O regresso de Filipa Rodrigues a casa também não foi fácil. “Voltar a passar por aquela estrada, foi um choque. Foi um reviver de tudo, outra vez. Para ir para a fisioterapia tenho de passar pelo sítio do acidente. O alcatrão está mais escuro… É naquele cruzamento que pensámos que seria o fim“, desabafa Filipa.

“Faço medicação para dormir, tomo antidepressivos, estou melhor agora”

E, logo, contrapõe e analisa: “Mas foi uma vivência e eu estou cá para dizer o que aconteceu. Em sete anos de combates a incêndios, aquele foi sobrenatural. Ou melhor, foi natural, nós é que não estamos habituados a fogos tão fortes.”

Filipa Rodrigues não fala, contudo, apenas nas dores físicas. “Tenho muitas marcas que vão ficar para sempre na pele”, lembra.
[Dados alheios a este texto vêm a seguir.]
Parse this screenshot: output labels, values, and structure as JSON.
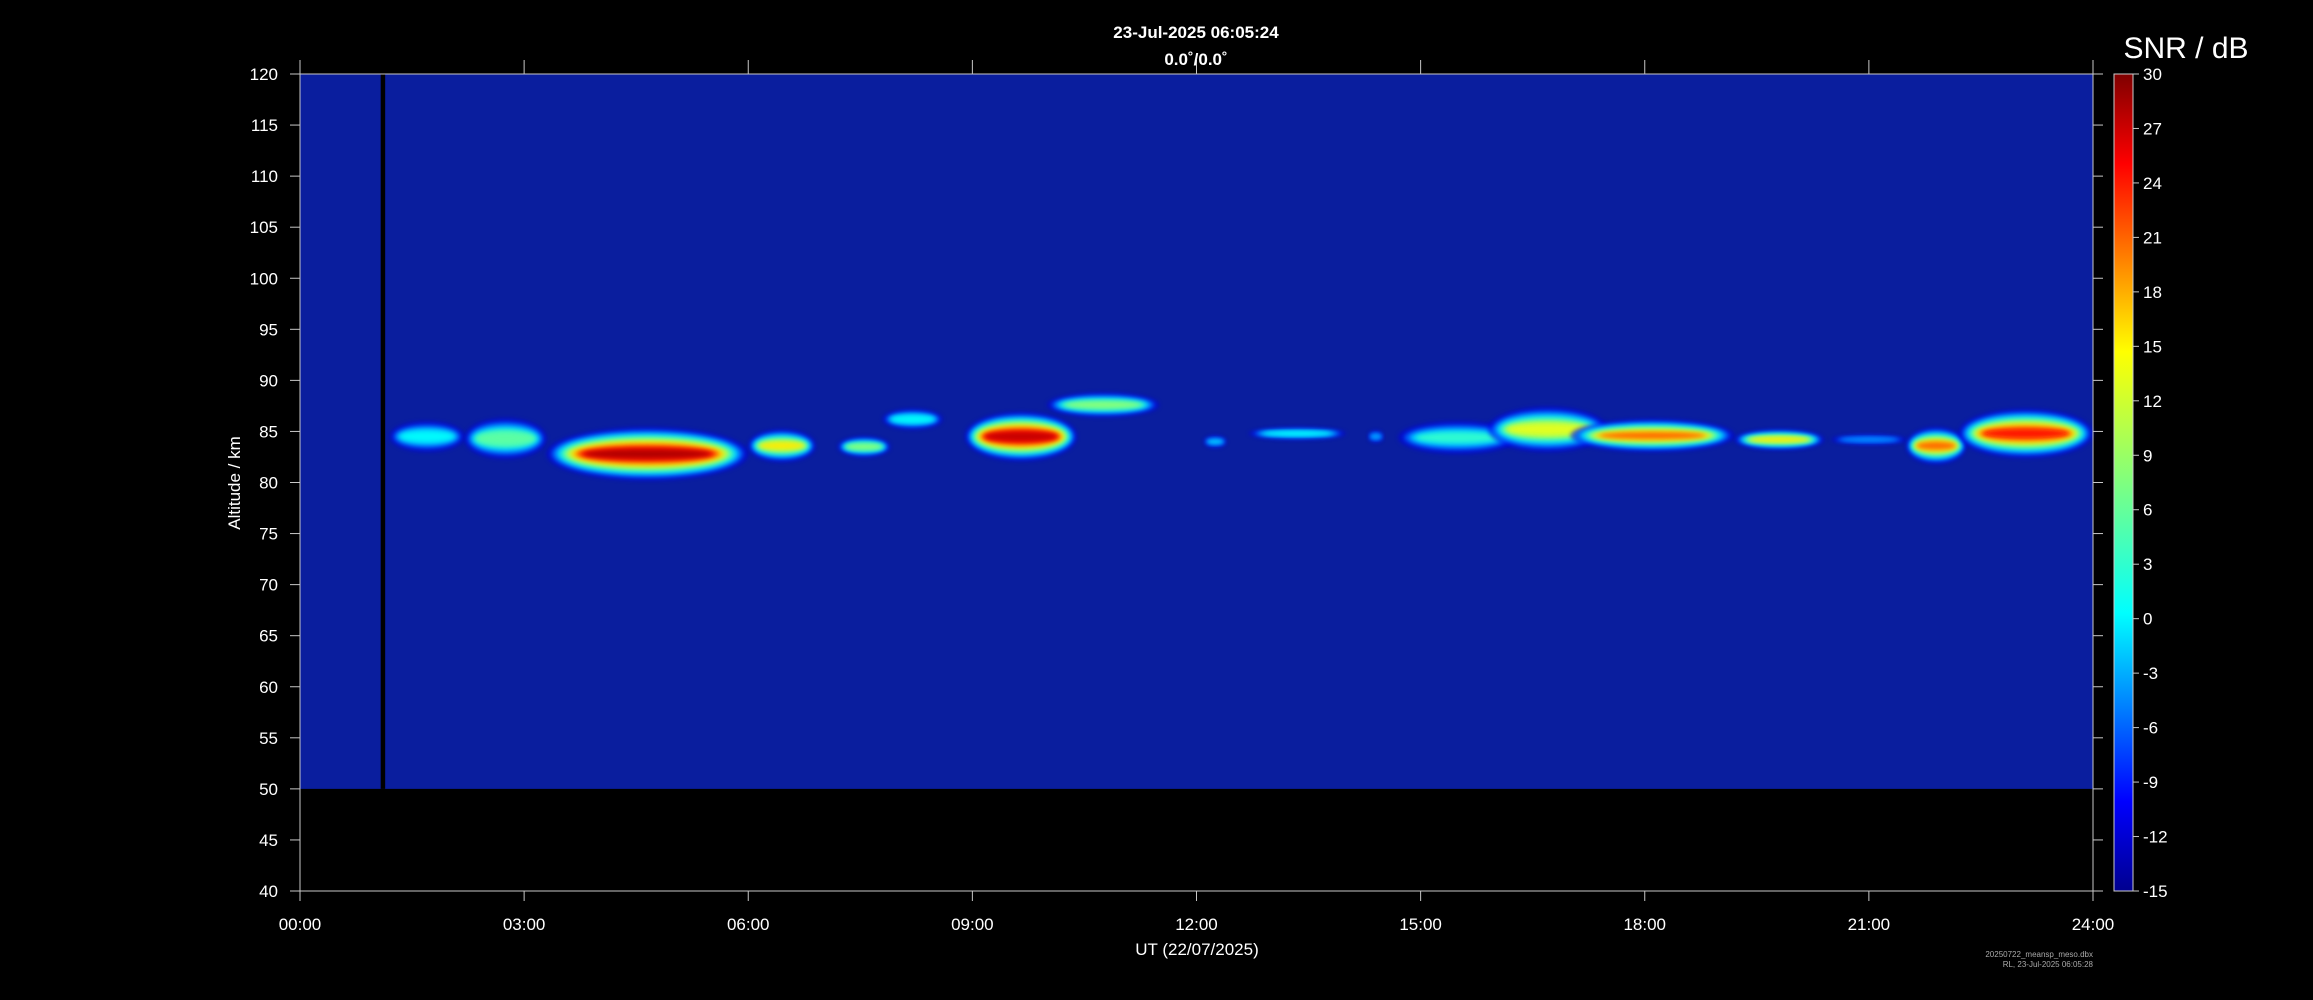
{
  "chart_data": {
    "type": "heatmap",
    "title": "23-Jul-2025 06:05:24",
    "subtitle": "0.0˚/0.0˚",
    "xlabel": "UT (22/07/2025)",
    "ylabel": "Altitude / km",
    "colorbar_label": "SNR / dB",
    "x_ticks": [
      "00:00",
      "03:00",
      "06:00",
      "09:00",
      "12:00",
      "15:00",
      "18:00",
      "21:00",
      "24:00"
    ],
    "x_range_hours": [
      0,
      24
    ],
    "y_ticks": [
      40,
      45,
      50,
      55,
      60,
      65,
      70,
      75,
      80,
      85,
      90,
      95,
      100,
      105,
      110,
      115,
      120
    ],
    "ylim": [
      40,
      120
    ],
    "data_altitude_range": [
      50,
      120
    ],
    "colorbar_ticks": [
      30,
      27,
      24,
      21,
      18,
      15,
      12,
      9,
      6,
      3,
      0,
      -3,
      -6,
      -9,
      -12,
      -15
    ],
    "colorbar_range": [
      -15,
      30
    ],
    "colormap": "jet",
    "background_color": "#000000",
    "field_color": "#0a1e9e",
    "data_gap_hours": [
      1.08,
      1.14
    ],
    "echo_layers": [
      {
        "t_start": 1.2,
        "t_end": 2.2,
        "alt_center": 84.5,
        "thickness": 1.5,
        "snr_peak": 2
      },
      {
        "t_start": 2.2,
        "t_end": 3.3,
        "alt_center": 84.3,
        "thickness": 2.0,
        "snr_peak": 6
      },
      {
        "t_start": 3.3,
        "t_end": 6.0,
        "alt_center": 82.8,
        "thickness": 2.6,
        "snr_peak": 28
      },
      {
        "t_start": 6.0,
        "t_end": 6.9,
        "alt_center": 83.6,
        "thickness": 1.6,
        "snr_peak": 14
      },
      {
        "t_start": 7.2,
        "t_end": 7.9,
        "alt_center": 83.5,
        "thickness": 1.0,
        "snr_peak": 8
      },
      {
        "t_start": 7.8,
        "t_end": 8.6,
        "alt_center": 86.2,
        "thickness": 1.0,
        "snr_peak": 2
      },
      {
        "t_start": 8.9,
        "t_end": 10.4,
        "alt_center": 84.5,
        "thickness": 2.4,
        "snr_peak": 27
      },
      {
        "t_start": 10.0,
        "t_end": 11.5,
        "alt_center": 87.6,
        "thickness": 1.2,
        "snr_peak": 8
      },
      {
        "t_start": 12.1,
        "t_end": 12.4,
        "alt_center": 84.0,
        "thickness": 0.6,
        "snr_peak": 0
      },
      {
        "t_start": 12.7,
        "t_end": 14.0,
        "alt_center": 84.8,
        "thickness": 0.6,
        "snr_peak": 2
      },
      {
        "t_start": 14.3,
        "t_end": 14.5,
        "alt_center": 84.5,
        "thickness": 0.6,
        "snr_peak": -2
      },
      {
        "t_start": 14.7,
        "t_end": 16.3,
        "alt_center": 84.4,
        "thickness": 1.6,
        "snr_peak": 4
      },
      {
        "t_start": 15.9,
        "t_end": 17.5,
        "alt_center": 85.2,
        "thickness": 2.2,
        "snr_peak": 12
      },
      {
        "t_start": 17.0,
        "t_end": 19.2,
        "alt_center": 84.6,
        "thickness": 1.6,
        "snr_peak": 20
      },
      {
        "t_start": 19.2,
        "t_end": 20.4,
        "alt_center": 84.2,
        "thickness": 1.0,
        "snr_peak": 14
      },
      {
        "t_start": 20.5,
        "t_end": 21.5,
        "alt_center": 84.2,
        "thickness": 0.5,
        "snr_peak": -3
      },
      {
        "t_start": 21.5,
        "t_end": 22.3,
        "alt_center": 83.6,
        "thickness": 1.8,
        "snr_peak": 20
      },
      {
        "t_start": 22.2,
        "t_end": 24.0,
        "alt_center": 84.8,
        "thickness": 2.4,
        "snr_peak": 24
      }
    ]
  },
  "footer": {
    "line1": "20250722_meansp_meso.dbx",
    "line2": "RL, 23-Jul-2025 06:05:28"
  }
}
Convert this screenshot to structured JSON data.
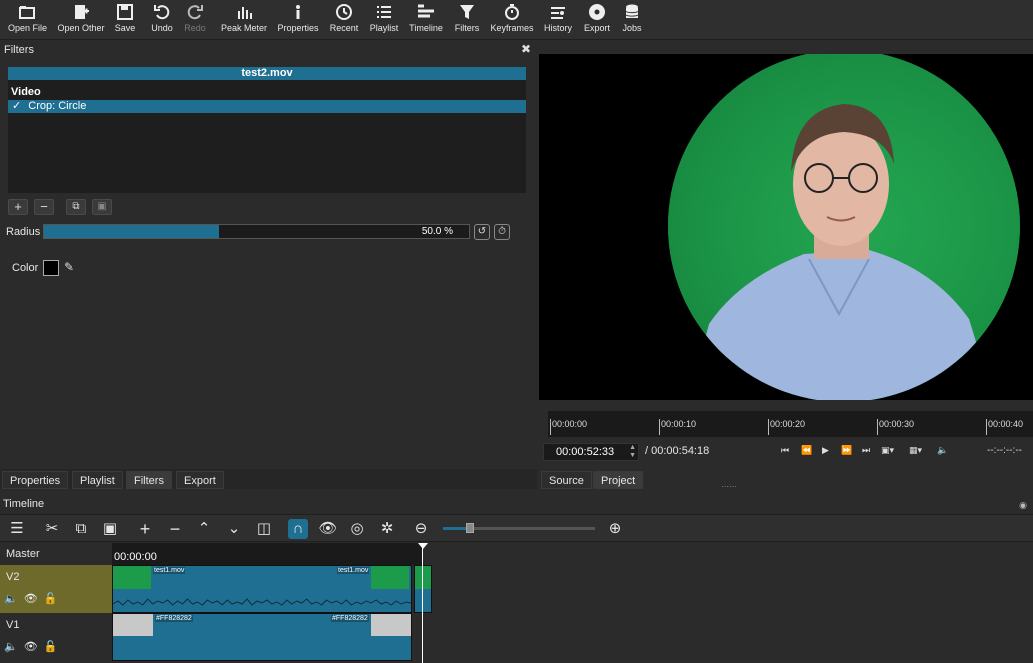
{
  "toolbar": {
    "open_file": "Open File",
    "open_other": "Open Other",
    "save": "Save",
    "undo": "Undo",
    "redo": "Redo",
    "peak_meter": "Peak Meter",
    "properties": "Properties",
    "recent": "Recent",
    "playlist": "Playlist",
    "timeline": "Timeline",
    "filters": "Filters",
    "keyframes": "Keyframes",
    "history": "History",
    "export": "Export",
    "jobs": "Jobs"
  },
  "filters_panel": {
    "title": "Filters",
    "clip_name": "test2.mov",
    "section": "Video",
    "filter_item": "Crop: Circle",
    "checkmark": "✓",
    "radius_label": "Radius",
    "radius_value": "50.0 %",
    "radius_fraction": 0.5,
    "color_label": "Color",
    "color_value": "#000000"
  },
  "left_tabs": [
    "Properties",
    "Playlist",
    "Filters",
    "Export"
  ],
  "player": {
    "ruler_ticks": [
      "00:00:00",
      "00:00:10",
      "00:00:20",
      "00:00:30",
      "00:00:40"
    ],
    "current_time": "00:00:52:33",
    "total_time": "/ 00:00:54:18",
    "end_placeholder": "--:--:--:--",
    "tabs": [
      "Source",
      "Project"
    ]
  },
  "timeline": {
    "title": "Timeline",
    "ruler_time": "00:00:00",
    "master_label": "Master",
    "tracks": [
      {
        "name": "V2",
        "clip_labels": [
          "test1.mov",
          "test1.mov"
        ]
      },
      {
        "name": "V1",
        "clip_labels": [
          "#FF828282",
          "#FF828282"
        ]
      }
    ]
  },
  "colors": {
    "accent": "#1f6f92",
    "v2_header": "#6e6a2c",
    "chroma_green": "#1c9b4a"
  }
}
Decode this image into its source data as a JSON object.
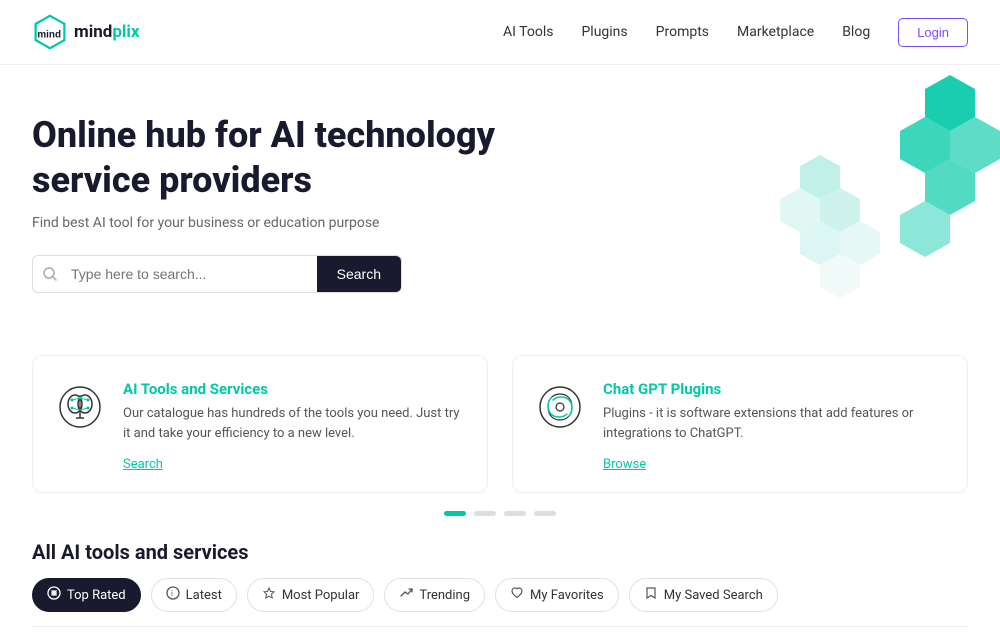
{
  "logo": {
    "text_mind": "mind",
    "text_plix": "plix"
  },
  "nav": {
    "links": [
      "AI Tools",
      "Plugins",
      "Prompts",
      "Marketplace",
      "Blog"
    ],
    "login_label": "Login"
  },
  "hero": {
    "title_line1": "Online hub for AI technology",
    "title_line2": "service providers",
    "subtitle": "Find best AI tool for your business or education purpose",
    "search_placeholder": "Type here to search...",
    "search_button_label": "Search"
  },
  "cards": [
    {
      "title": "AI Tools and Services",
      "description": "Our catalogue has hundreds of the tools you need. Just try it and take your efficiency to a new level.",
      "link_label": "Search"
    },
    {
      "title": "Chat GPT Plugins",
      "description": "Plugins - it is software extensions that add features or integrations to ChatGPT.",
      "link_label": "Browse"
    }
  ],
  "dots": [
    {
      "active": true
    },
    {
      "active": false
    },
    {
      "active": false
    },
    {
      "active": false
    }
  ],
  "bottom": {
    "title": "All AI tools and services",
    "tabs": [
      {
        "label": "Top Rated",
        "icon": "⊘",
        "active": true
      },
      {
        "label": "Latest",
        "icon": "ℹ",
        "active": false
      },
      {
        "label": "Most Popular",
        "icon": "★",
        "active": false
      },
      {
        "label": "Trending",
        "icon": "↗",
        "active": false
      },
      {
        "label": "My Favorites",
        "icon": "♡",
        "active": false
      },
      {
        "label": "My Saved Search",
        "icon": "🔖",
        "active": false
      }
    ]
  }
}
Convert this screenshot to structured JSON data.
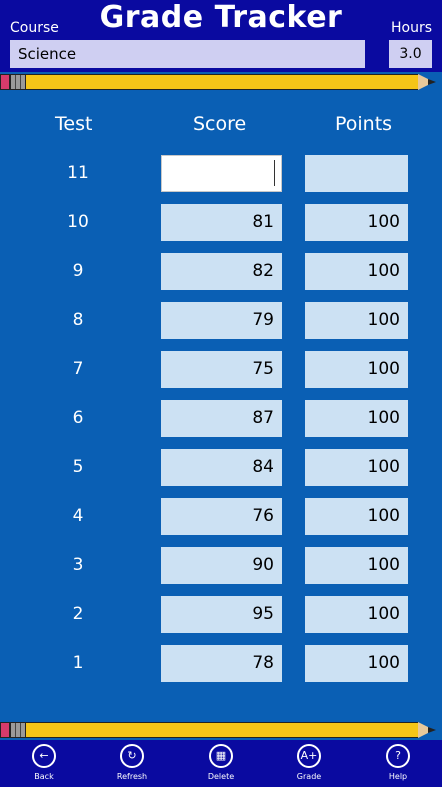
{
  "header": {
    "title": "Grade Tracker",
    "course_label": "Course",
    "course_value": "Science",
    "hours_label": "Hours",
    "hours_value": "3.0"
  },
  "table": {
    "columns": [
      "Test",
      "Score",
      "Points"
    ],
    "rows": [
      {
        "test": "11",
        "score": "",
        "points": ""
      },
      {
        "test": "10",
        "score": "81",
        "points": "100"
      },
      {
        "test": "9",
        "score": "82",
        "points": "100"
      },
      {
        "test": "8",
        "score": "79",
        "points": "100"
      },
      {
        "test": "7",
        "score": "75",
        "points": "100"
      },
      {
        "test": "6",
        "score": "87",
        "points": "100"
      },
      {
        "test": "5",
        "score": "84",
        "points": "100"
      },
      {
        "test": "4",
        "score": "76",
        "points": "100"
      },
      {
        "test": "3",
        "score": "90",
        "points": "100"
      },
      {
        "test": "2",
        "score": "95",
        "points": "100"
      },
      {
        "test": "1",
        "score": "78",
        "points": "100"
      }
    ]
  },
  "appbar": {
    "buttons": [
      {
        "label": "Back",
        "icon": "back-icon"
      },
      {
        "label": "Refresh",
        "icon": "refresh-icon"
      },
      {
        "label": "Delete",
        "icon": "delete-icon"
      },
      {
        "label": "Grade",
        "icon": "grade-icon"
      },
      {
        "label": "Help",
        "icon": "help-icon"
      }
    ]
  },
  "colors": {
    "background": "#0a5fb4",
    "header_band": "#0a0aa0",
    "field": "#cce1f3",
    "pencil_body": "#f5c518"
  }
}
E na memória. “A minha parte psicológica ficou muito abalada, perdi um colega que veio a falecer…”

“Faço medicação para dormir, tomo antidepressivos, estou melhor agora”, antecipa a voluntária de Castanheira de Pera. Mas as noites nem sempre ajudam. “Há dias em que é mais fácil adormecer. À noite, lembro-me mais do que se passou, das dores que tive.

O pai, a comunidade e o colega perdido

O gosto pelos bombeiros voluntários foi-lhe incutido pelo pai, que agora a convence a regressar. “Ele tenta incentivar-me a voltar, a não ter medo”, conta Filipa, acrescentando que o progenitor está na corporação há mais de 30 anos e que, apesar de ter estado a combater aquele incêndio de Pedrógão Grande, não “teve nada, graças a Deus”.

Filipa Rodrigues com os colegas de Castanheira de Pera Rui Rosinha, Fernando Tomé e Fernando Tomé (filho). Os quatro bombeiros voluntários ficaram feridos num acidente, na nacional 236, no combate ao incêndio de Pedrógão Grande, de 17 de junho de 2017 [Fotografia: Paulo Novais/Lusa]

A voluntária – que “fazia uma coisa de que gostava” – ainda não tem, contudo, certezas. “Quando saí do hospital, decidi que não queria nada disso. Agora, vejo-me em casa, limitada, a recuperar, mas o amanhã… estou indecisa“, diz. E continua: “Não sei se volto. Se o fizer, volto para a minha corporação, posso fazer emergência hospitalar, transportes de doentes, mas não mais isto… Já entrei num carro de fogo e até o cheiro, que não notava, agora é um cheiro a queimado.”

As marcas da tragédia também são fortes na comunidade. E não é para menos. “Hoje, ao toque da sirene, fica toda a gente em sobressalto. Nunca passámos uma situação em que tivéssemos perdido tanta gente, tivéssemos visto tanta desgraça”, contextualiza Filipa. “Toda a gente aqui teve a sua vivência e vê-se muita tristeza, muita mágoa, muito medo escondido. Diz-se por aqui: ‘Que esta se esqueça e que outra não se lembre’.”

Esta terra perdeu filhos. “A perda do Gonçalo [Correia, que não resistiu aos ferimentos] foi extremamente dramática, ainda hoje não conseguimos acreditar que ele já não vai passar e dizer qualquer coisa… ele alegrava toda a gente, onde estivesse, notava-se.”

Filipa Rodrigues: “Vai ser muito difícil voltar a combater incêndios”

Há, no entanto, histórias que inspiram. É o caso da empresa onde Filipa é administrativa. “Trabalho num escritório, de uma serração, a Progresso, na Moita e que ardeu. Agora, já está a funcionar outra vez. Apesar do susto, o dono, de 70 e tal anos, ergueu aquilo com a maior capacidade e tem ali famílias inteiras a trabalhar”.

“Apesar do susto, o dono da serração, de 70 e tal anos, ergueu aquilo com a maior capacidade e tem ali famílias inteiras a trabalhar”

Um relato de superação que não cala as críticas e os medos desta bombeira voluntária de 25 anos. “Todo este tempo depois, o povo está um bocado ‘ao Deus dará‘, acusa. Filipa lembra que as medidas de limpeza das matas e o que ficou decidido em Lisboa não vão chegar. “Eles [os responsáveis políticos] vêm cá inaugurar casas, mas não veem a vegetação que está a crescer à volta”, lamenta.